Published online by Cambridge University Press: 04 April 2011
The notion that Adorno's thinking is theoretically driven while ‘intuition [Anschauung] plays a relatively subordinate role’ (Geuss 2005: 50) is familiar. Judging by writings such as Dialectic of Enlightenment, Negative Dialectics and Aesthetic Theory, it is evident too. A shift of attention to Adorno's sociological output will not lead to an out-and-out refutation of this judgement. Yet it motivates a closer look at the issue. Adorno's work on the problems and potentials of sociological examinations of exchange society deals with their empirical as well as their theoretical dimension.
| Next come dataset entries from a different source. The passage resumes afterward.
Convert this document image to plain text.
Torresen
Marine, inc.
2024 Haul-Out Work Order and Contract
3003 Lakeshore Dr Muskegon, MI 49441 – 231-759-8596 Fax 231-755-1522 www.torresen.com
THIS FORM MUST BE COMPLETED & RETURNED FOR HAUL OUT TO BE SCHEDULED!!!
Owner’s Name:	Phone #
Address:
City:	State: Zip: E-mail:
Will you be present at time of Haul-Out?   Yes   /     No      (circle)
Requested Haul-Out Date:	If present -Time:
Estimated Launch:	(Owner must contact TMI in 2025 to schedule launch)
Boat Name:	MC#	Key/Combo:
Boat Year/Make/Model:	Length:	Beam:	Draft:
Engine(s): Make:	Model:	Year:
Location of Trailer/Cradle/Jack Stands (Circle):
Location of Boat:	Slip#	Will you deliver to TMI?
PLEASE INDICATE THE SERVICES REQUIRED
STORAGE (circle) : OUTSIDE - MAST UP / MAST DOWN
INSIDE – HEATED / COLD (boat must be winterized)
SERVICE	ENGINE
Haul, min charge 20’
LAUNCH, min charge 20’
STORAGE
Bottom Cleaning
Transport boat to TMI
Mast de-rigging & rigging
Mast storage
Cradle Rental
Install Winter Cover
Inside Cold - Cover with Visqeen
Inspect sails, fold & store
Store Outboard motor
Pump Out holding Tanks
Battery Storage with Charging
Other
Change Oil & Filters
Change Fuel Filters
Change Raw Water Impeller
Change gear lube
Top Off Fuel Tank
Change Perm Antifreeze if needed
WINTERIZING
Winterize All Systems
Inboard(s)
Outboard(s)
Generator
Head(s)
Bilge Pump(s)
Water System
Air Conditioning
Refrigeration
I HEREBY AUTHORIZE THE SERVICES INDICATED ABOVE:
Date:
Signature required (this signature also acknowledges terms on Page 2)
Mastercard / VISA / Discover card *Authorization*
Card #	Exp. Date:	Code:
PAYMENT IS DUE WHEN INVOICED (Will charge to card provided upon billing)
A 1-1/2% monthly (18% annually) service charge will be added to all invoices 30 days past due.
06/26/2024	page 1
Both dimensions came into view towards the end of the previous chapter. Before returning to theoretical interpretation in the next chapter, it is necessary to explore the rough terrain that is the empirical domain of Adorno's sociology.
Saturated sociology
Sociological investigations of exchange society, Adorno insists, require factual material drawn from empirical observation. The contention that he is ‘not a proponent of empirical research’ (Hagens 2006: 228) is problematic. It is true, as Chapter 3 will explain, that Adorno considers insights established by observations of social life untrustworthy. He calls direct encounters with the empirical world primary – basic, initial – reactions (CM 221, SDE 52–3) and the products of empirical observation ‘primary material’ (SSi 511) or ‘simple social material’ (IS 85). Nonetheless, Adorno's sociologico-methodological work from the 1950s and 1960s raises an explicit demand for sociological material.